The story goes that upon arriving at his brand new home called Fallingwater, designed by the famous architect Frank Lloyd Wright, Edgar J. Kaufmann Sr. remarked, “Why are there 7 buckets collecting leaks in my brand new home.”  To which Wright responded, “When you put a piece of art in the rain it is going to get wet.”  While many hail Wright as the pinnacle of the great American design movement, others eschew his work as it seldom reached a balance between form and function, always skewing heavily to form.  His furniture was often awkwardly upright and consequently uncomfortable.  For some, his room proportions while highly considerate of exterior light, created an obscure sense of scale.

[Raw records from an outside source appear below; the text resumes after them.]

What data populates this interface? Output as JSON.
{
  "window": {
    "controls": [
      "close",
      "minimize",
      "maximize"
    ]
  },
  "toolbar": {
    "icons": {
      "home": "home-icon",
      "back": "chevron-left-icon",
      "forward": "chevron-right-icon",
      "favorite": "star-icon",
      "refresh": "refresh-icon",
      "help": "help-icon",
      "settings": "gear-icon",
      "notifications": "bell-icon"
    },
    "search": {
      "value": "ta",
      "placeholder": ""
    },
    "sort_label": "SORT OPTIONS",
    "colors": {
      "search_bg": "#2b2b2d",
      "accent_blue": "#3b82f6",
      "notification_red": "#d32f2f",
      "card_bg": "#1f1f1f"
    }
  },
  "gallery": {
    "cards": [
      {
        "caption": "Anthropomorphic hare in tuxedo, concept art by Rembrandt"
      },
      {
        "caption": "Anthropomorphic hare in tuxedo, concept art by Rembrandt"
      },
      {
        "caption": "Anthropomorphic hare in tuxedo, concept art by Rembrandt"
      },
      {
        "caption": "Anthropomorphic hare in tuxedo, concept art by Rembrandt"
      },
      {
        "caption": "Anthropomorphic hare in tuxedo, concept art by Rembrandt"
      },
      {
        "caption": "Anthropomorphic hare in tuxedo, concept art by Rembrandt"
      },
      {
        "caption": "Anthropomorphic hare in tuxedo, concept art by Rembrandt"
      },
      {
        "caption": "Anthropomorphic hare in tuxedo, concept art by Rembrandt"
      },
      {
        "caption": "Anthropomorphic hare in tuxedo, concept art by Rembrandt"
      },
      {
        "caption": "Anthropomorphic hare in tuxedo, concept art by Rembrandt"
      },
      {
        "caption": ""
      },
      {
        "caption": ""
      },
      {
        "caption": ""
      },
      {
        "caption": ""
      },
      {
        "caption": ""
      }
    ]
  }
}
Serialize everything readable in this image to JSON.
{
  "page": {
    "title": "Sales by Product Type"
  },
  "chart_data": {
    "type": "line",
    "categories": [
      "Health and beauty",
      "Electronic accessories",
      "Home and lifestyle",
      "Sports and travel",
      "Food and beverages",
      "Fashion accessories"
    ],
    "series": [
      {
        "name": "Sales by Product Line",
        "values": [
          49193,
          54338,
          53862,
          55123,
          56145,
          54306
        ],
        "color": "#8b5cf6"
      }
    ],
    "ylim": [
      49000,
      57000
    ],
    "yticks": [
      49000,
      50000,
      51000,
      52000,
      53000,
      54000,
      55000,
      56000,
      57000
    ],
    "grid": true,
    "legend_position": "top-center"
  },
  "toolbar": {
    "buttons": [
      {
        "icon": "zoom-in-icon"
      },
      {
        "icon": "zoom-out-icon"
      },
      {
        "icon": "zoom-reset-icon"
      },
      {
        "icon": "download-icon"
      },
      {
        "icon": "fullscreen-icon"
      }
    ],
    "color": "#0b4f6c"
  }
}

The lesson learned from Wright is that as experience designers we should make it our goal to strike a balance between form and function.  Humans want things to be beautiful, enjoyable and even fun.  Humans need things to work to the desired objective.  One simple exercise I challenge teams to incorporate into their process is forced cycles of emphasis between form and function.  Just when they feel themselves diving too deep into the aesthetic or conceptual aspects of the experience, I encourage them to sway back to consideration of practical, contextual and even the more emotional elements of design that make up the function of the product or service.

Perhaps no better example of a balance between form and function is something those living in Chicago unknowingly find themselves staring at almost every day, the Chicago Window (pictured above).  Hatched from the same Chicago School that brought Frank Lloyd Wright to the world of design is this very simple concept of what a window can and should be.  The Chicago Window delivers on both form and function by creating a beautiful view of the outdoors through a large center pane that is complemented by two very functional surrounding operable panes.  This allows for appreciation of all the dramatic views the first Chicago skyscrapers brought to the world while also allowing for interior light-gathering and natural ventilation.  Even though it is very simple in concept and overlooked by its citizens almost every day, the Chicago Window is a shining example of the right balance between form and function.